Ce mouvement wallon-là est essentiellement un mouvement ouvrier, et le fédéralisme est pour lui un moyen d'arrêter le déclin économique.

UN MOUVEMENT BOURGEOIS

Le mouvement flamand classique et le mouvement wallon plus récent sont essentiellement des mouvements populaires, fécondés par des préoccupations culturelles, socio-économiques, socio-culturelles. Sous plusieurs aspects, ils présentent un caractère démocratique, progressiste, et potentiellement anti-capitaliste.

Le nouveau mouvement flamand, celui qui pèse de tout son poids aujourd'hui sur les institutions de l'Etat, est un mouvement typiquement bourgeois. Il est le résultat de l'envolée économique de la Flandre depuis les années '60, de la formation d'une riche couche d'industriels, d'entrepreneurs, de banquiers, de professions libérales. Ces couches sociales veulent fédéraliser l'Etat pour renforcer leur pouvoir en tant que (partie de la) classe dominante.

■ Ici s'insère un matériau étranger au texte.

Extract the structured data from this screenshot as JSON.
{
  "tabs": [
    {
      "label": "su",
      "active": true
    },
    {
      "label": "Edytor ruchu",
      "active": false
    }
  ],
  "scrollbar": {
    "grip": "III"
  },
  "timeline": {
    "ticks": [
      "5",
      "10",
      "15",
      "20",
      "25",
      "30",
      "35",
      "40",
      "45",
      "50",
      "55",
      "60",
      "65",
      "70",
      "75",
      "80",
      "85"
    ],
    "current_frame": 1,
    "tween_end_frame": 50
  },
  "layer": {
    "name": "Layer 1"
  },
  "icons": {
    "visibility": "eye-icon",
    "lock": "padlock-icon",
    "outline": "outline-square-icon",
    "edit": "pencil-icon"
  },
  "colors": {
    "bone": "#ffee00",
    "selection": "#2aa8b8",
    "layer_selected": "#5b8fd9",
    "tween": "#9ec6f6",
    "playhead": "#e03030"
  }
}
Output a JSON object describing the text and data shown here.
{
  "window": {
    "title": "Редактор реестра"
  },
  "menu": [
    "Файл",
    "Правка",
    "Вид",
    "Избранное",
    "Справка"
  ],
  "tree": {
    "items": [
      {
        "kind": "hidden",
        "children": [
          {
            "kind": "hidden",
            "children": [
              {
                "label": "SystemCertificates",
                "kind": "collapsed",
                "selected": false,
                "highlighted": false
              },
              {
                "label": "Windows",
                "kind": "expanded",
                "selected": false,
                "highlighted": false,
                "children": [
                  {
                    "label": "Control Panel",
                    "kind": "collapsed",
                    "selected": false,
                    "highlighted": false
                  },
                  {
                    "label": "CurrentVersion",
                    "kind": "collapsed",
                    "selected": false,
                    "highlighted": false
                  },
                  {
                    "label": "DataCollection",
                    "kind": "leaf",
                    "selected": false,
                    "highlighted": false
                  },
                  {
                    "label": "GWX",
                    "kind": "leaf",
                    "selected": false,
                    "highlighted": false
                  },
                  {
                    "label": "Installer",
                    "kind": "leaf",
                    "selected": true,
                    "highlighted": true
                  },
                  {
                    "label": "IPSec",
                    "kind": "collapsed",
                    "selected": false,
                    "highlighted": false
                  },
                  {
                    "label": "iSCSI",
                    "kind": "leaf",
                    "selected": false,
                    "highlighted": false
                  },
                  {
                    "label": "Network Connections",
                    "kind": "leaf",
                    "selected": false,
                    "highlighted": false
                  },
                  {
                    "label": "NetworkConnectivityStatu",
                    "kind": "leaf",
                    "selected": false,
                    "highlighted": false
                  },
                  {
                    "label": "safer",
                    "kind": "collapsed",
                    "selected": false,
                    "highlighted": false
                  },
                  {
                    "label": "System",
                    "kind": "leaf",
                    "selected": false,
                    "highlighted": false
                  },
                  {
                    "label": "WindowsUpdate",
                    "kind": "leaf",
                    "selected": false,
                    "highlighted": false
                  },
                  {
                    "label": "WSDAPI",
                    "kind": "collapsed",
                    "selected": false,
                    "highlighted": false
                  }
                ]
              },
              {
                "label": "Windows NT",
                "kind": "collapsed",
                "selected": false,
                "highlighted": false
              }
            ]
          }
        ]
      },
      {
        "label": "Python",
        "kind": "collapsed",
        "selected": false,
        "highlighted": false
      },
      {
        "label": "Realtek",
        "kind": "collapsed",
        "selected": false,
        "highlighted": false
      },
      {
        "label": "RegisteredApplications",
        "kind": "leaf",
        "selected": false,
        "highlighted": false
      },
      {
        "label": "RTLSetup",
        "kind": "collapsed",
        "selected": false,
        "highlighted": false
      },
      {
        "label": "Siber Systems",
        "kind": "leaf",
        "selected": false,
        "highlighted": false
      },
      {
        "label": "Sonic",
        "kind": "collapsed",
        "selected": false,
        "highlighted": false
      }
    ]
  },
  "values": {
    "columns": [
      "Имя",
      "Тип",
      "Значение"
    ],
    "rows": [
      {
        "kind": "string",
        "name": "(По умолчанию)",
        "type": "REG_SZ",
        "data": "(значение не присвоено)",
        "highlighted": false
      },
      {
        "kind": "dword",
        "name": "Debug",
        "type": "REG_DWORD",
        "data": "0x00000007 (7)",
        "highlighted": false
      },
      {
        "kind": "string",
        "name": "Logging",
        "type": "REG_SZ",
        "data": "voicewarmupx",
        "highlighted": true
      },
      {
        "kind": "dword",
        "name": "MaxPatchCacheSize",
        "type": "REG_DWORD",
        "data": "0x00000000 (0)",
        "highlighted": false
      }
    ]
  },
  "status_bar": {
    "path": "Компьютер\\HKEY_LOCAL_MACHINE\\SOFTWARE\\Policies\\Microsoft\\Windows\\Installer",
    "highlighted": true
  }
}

Elles utilisent la rancune historique accumulée et quelques vestiges d'inégalité politique et culturelle, pour pousser en avant trois objectifs: pour remodeler l'Etat belge, contre la bourgeoisie francophone bruxelloise traditionnelle; optimaliser l'exploitation du prolétariat flamand; détruire définitivement le spectre d'une «Wallonie rouge».